"The sídh or gods that dwell in the earth"
The above is an excerpt from a 7th century biography on St Patrick, it refers to the Carns, heaps or mounds of stones that often have tombs inside like the one above. Sídh is the name given to the homes of the gods but eventually became synonymous with the gods themselves, these were the old gods, known also as the Tuatha De Danann. According to myth when the Gaels first came from Spain they fought these gods of Ireland in a huge battle at Tailtiú. But while the Gaels won, the old gods still had their magic and so used it to poison the land and so starving the Gael into a negotiated peace. In the ensuing treaty the country was divided in two, the upper half went to the Gael or man and the lower half went to the Gods. While christianity eventually changed the beliefs of the Irish the faith still lingered on and with time these old gods became more mystical creatures, what we know today as fairys.
Off the regional road R582 from Macroom, there is a small flat slopping hill 303 metres high, this is where the above monument lies, it is the slope which gives the monument it's name, 'Lackaduv', coming from the Irish 'An Leaca Dhubh' meaning the black hillside. This monument is up the hill from another wedge tomb I previously drew, Scrahanard, in this region nearly every slope has a tomb on it, with several on the slopes facing this one. The views from here are truly impressive; to the west you get the start of the Derrysnasaggart mountains, to the east you can see the Burren mountain jutting out of the mist at the base of the Boggeragh mountain range, to the south are the plains and glens below. These plains give the main settlements of the area their names, Macroom from Maigh Chromtha (plain of the crooked ford) and Clondrohid from Cluain Droichead (Plain or meadow of the bridge).
Stone is one of the oldest forms to exist on earth, ancient and immortal, its mindblowing to look at the land through the eyes of stone. Stone which has been witness to millions and millions of years. Perhaps it is a twinkling of this which lead the early farmers to make their monuments from this material. These monuments may represent their sense of place, their understanding of land and their relationship to it. Perhaps it is one closeness, that the megalithic builders were often the first farmers, the first that started to live away from the natural land towards a landscape of their creation. That this break from the land is what they were symbolising with their monuments, monuments built looking back at their previous existences.
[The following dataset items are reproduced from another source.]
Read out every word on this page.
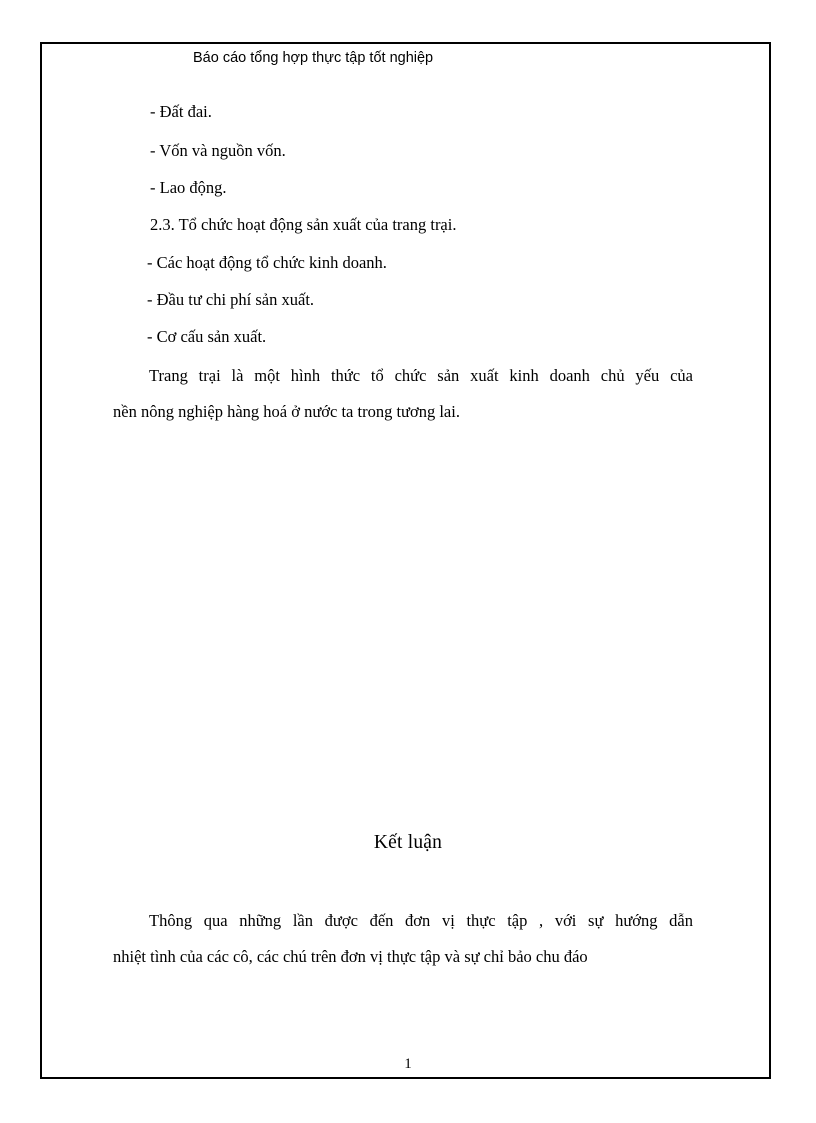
Báo cáo tổng hợp thực tập tốt nghiệp
- Đất đai.
- Vốn và nguồn vốn.
- Lao động.
2.3. Tổ chức hoạt động sản xuất của trang trại.
- Các hoạt động tổ chức kinh doanh.
- Đầu tư chi phí sản xuất.
- Cơ cấu sản xuất.
Trang trại là một hình thức tổ chức sản xuất kinh doanh chủ yếu của
nền nông nghiệp hàng hoá ở nước ta trong tương lai.
Kết luận
Thông qua những lần được đến đơn vị thực tập , với sự hướng dẫn
nhiệt tình của các cô, các chú trên đơn vị thực tập và sự chỉ bảo chu đáo
1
Perhaps this was still very fresh, so their connection to the land was much stronger. If they came from elsewhere they would certainly met the previous inhabitants of this land wondering around in the wilds hunting and fishing, if not then they were those same people adapting new techniques of living.Whatever the case maybe, it seems to me that these monuments represent a closeness to nature, often they are covered over with a cairn, burying them inside nature. Even if they are not, they are often built with the landscape in mind, making the landscape their cathedral or house of worshop, both of which are not surprising from a people not that far removed from nature.